Aber bringt doch nichts immer wieder die gleichen Thesen und schon beantworteten Fragen aufzuwerfen. Irgendwann muss doch auch der letzte einsehen, dass es schoen langsam Zeit wird über Plan B nachzudenken.

Zukunftsoptimist
25.02.2010 11:58
Danke für den Trost

an die falsche Adresse, ich bin kein Augartner. Aber ich bin Demokrat, dem der Rechtsstaat ein Anliegen ist und immer sein wird und der nicht zur Kaste der Resignierenden gehört, die sich mit dem Unrechtsstaat de facto zumindest mental arrangieren und ins unvermeidliche Schicksal ergeben. Dazu brauche ich keinen Plan B, sondern aufrechte Gesinnung und eine gewisse Furchtlosigkeit. Die Freude über die Existenz Gleichgesinnter, egal aus welcher Ecke sie kommen, lass ich mir dabei nicht nehmen.

Augartenspitz
 
25.02.2010 21:50
Klingt ja gut..

aber leider haben sie sich die falschen Gegner ausgesucht.

Zukunftsoptimist
26.02.2010 20:57
Dass die Gegner, die ich mir nicht

"ausgesucht" habe, sondern die für mich und für uns alle aufrechten Demokraten eine nicht zu unterschätzende Gefahr darstellen, falsch sind, darin stimme ich Ihnen vollinhaltlich zu!

Augartenspitz
 
26.02.2010 21:16
Dieses Kompliment geben ich

gerne vollinhaltlich zurueck!

Zukunftsoptimist
27.02.2010 22:12
Wollten Sie nicht schreiben:

diesen Kompliment geben ich ..? :-)

...baba und foi ned!
22.02.2010 23:21
Sie Meister des Multipostings

Wie gesagt, das kann ich auch.
Irgendwann ist dieses Projekt dank der massiven Publizität des Bauwerbers durch alle Behörden gedrückt worden und das heißt dann Demokratie.

Alle Parteien einschließlich der Grünen,
haben unterschrieben, dass im Augartenspitz keine Konzerthalle gebaut werden soll.
http://www.flickr.com/photos/le... 490641526/
http://www.flickr.com/photos/le... 732660885/

Augartenspitz
 
24.02.2010 22:35
Danke für das Kompliment, gebe ich gerne zurück!

Ich meinte natuerlich den einstimmigen Gemeinderatsbeschluss!

christine sturm
25.01.2010 17:49
Die Sängerknaben sollten einfach im Flakturm singen...da hört man wenigstens nix raus.

Zartberg
12.02.2010 18:26

beziehungsweise die sängerknaben sollen im flakturm ihre musik abspielen und lippenbewegungen dazu üben

cannery row
24.01.2010 19:48
interessant war gestern beim bürgeranwalt..

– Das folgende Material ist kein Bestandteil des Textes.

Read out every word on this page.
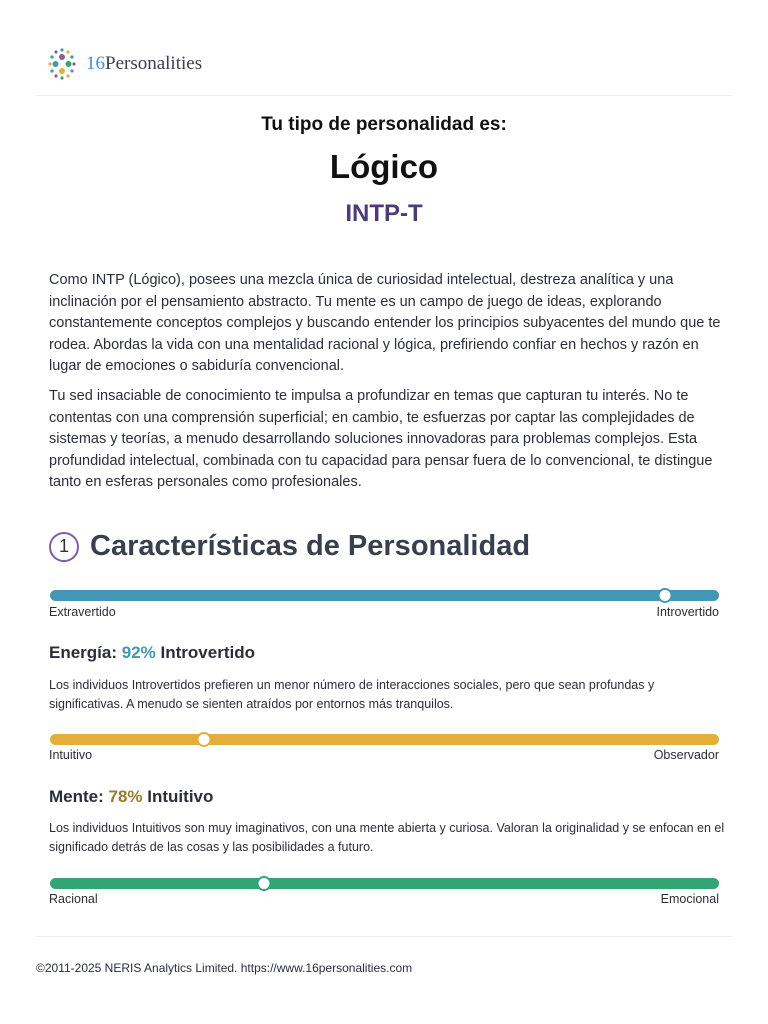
16Personalities
Tu tipo de personalidad es:
Lógico
INTP-T

Como INTP (Lógico), posees una mezcla única de curiosidad intelectual, destreza analítica y una inclinación por el pensamiento abstracto. Tu mente es un campo de juego de ideas, explorando constantemente conceptos complejos y buscando entender los principios subyacentes del mundo que te rodea. Abordas la vida con una mentalidad racional y lógica, prefiriendo confiar en hechos y razón en lugar de emociones o sabiduría convencional.

Tu sed insaciable de conocimiento te impulsa a profundizar en temas que capturan tu interés. No te contentas con una comprensión superficial; en cambio, te esfuerzas por captar las complejidades de sistemas y teorías, a menudo desarrollando soluciones innovadoras para problemas complejos. Esta profundidad intelectual, combinada con tu capacidad para pensar fuera de lo convencional, te distingue tanto en esferas personales como profesionales.

1 Características de Personalidad
Extravertido	Introvertido
Energía: 92% Introvertido

Los individuos Introvertidos prefieren un menor número de interacciones sociales, pero que sean profundas y significativas. A menudo se sienten atraídos por entornos más tranquilos.

Intuitivo	Observador
Mente: 78% Intuitivo

Los individuos Intuitivos son muy imaginativos, con una mente abierta y curiosa. Valoran la originalidad y se enfocan en el significado detrás de las cosas y las posibilidades a futuro.

Racional	Emocional
©2011-2025 NERIS Analytics Limited. https://www.16personalities.com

die leiterin des denkmalamtes vehement auf der seite der bauwerber zu sehen. und das im wissen um die pläne, welchen den bau der mauer der halle in handbreitabstand zum historischen gemäuer vorsieht... normalerweise ist so etwas UNDENKBAR und würde niemals genehmigt. das ist nur eine dieser unglaublichkeiten im zusammenhang mir diesem durchwink-projekt.

it's a strange and beautiful world
24.01.2010 20:06
wie könnte sie dagegen sein?

sie hats ja genehmigt...
abgesehen davon: die filmarchiv-geschichte ist ja gut als vergleich: die wollten mal ein briefkasterl (!) an die augartenmauer anbringen lassen. wurde vom denkmalamt nicht genehmigt. weil der augarten denkmalgeschützt ist. :-)

cannery row
25.01.2010 13:41
die begründung..

gegen das brieflastl hätte ich gerne gesehen.. sowas hätte man in der sendung bringen sollen.

Gilgamesh
24.01.2010 12:44

Wann stellt man das Bauvorhaben für Eltern, die sich nur über ihre Kinder definieren können und diese in ein Sängerknabeninternat schicken, ein??

Keiner will den Dreck, ausser die Sängerknaben.
Wenn die keinen Plazu haben, über der Donau gibt es noch genug Baufläche, man muss keinen Park zerstören, weil man sonst kein Ego hat....

baumfreund
26.01.2010 11:28
so wie ich das sehe, werden die sängerknaben nur vorgeschoben

um dort eine "eventhalle" zu bauen, in der dann auch ein bisschen die sängerknaben üben und auftreten sollen. aber was soll denn dort noch so alles stattfinden?? da die sängerknaben in wien so etwas wie eine heilige kuh sind, werden sie einfach für dieses projekt geschickt missbraucht. (als übungssaal allein könnte man sicher in dem areal eine andere stelle finden, in der manufaktur zb)

joko_pat
22.01.2010 23:43

Cool wusste gar nicht das die Tilda Swinton im 2. wohnt.

it's a strange and beautiful world
24.01.2010 11:19
NOCH nicht

aber wie holender so treffend erwähnt: "wir sind doch ALLE irgendwie anrainer!"

it's a strange and beautiful world
24.01.2010 11:18

NOCH nicht

Proconsul
24.01.2010 18:38

Aber ich hab sie da schon mal beim Billa gesehen?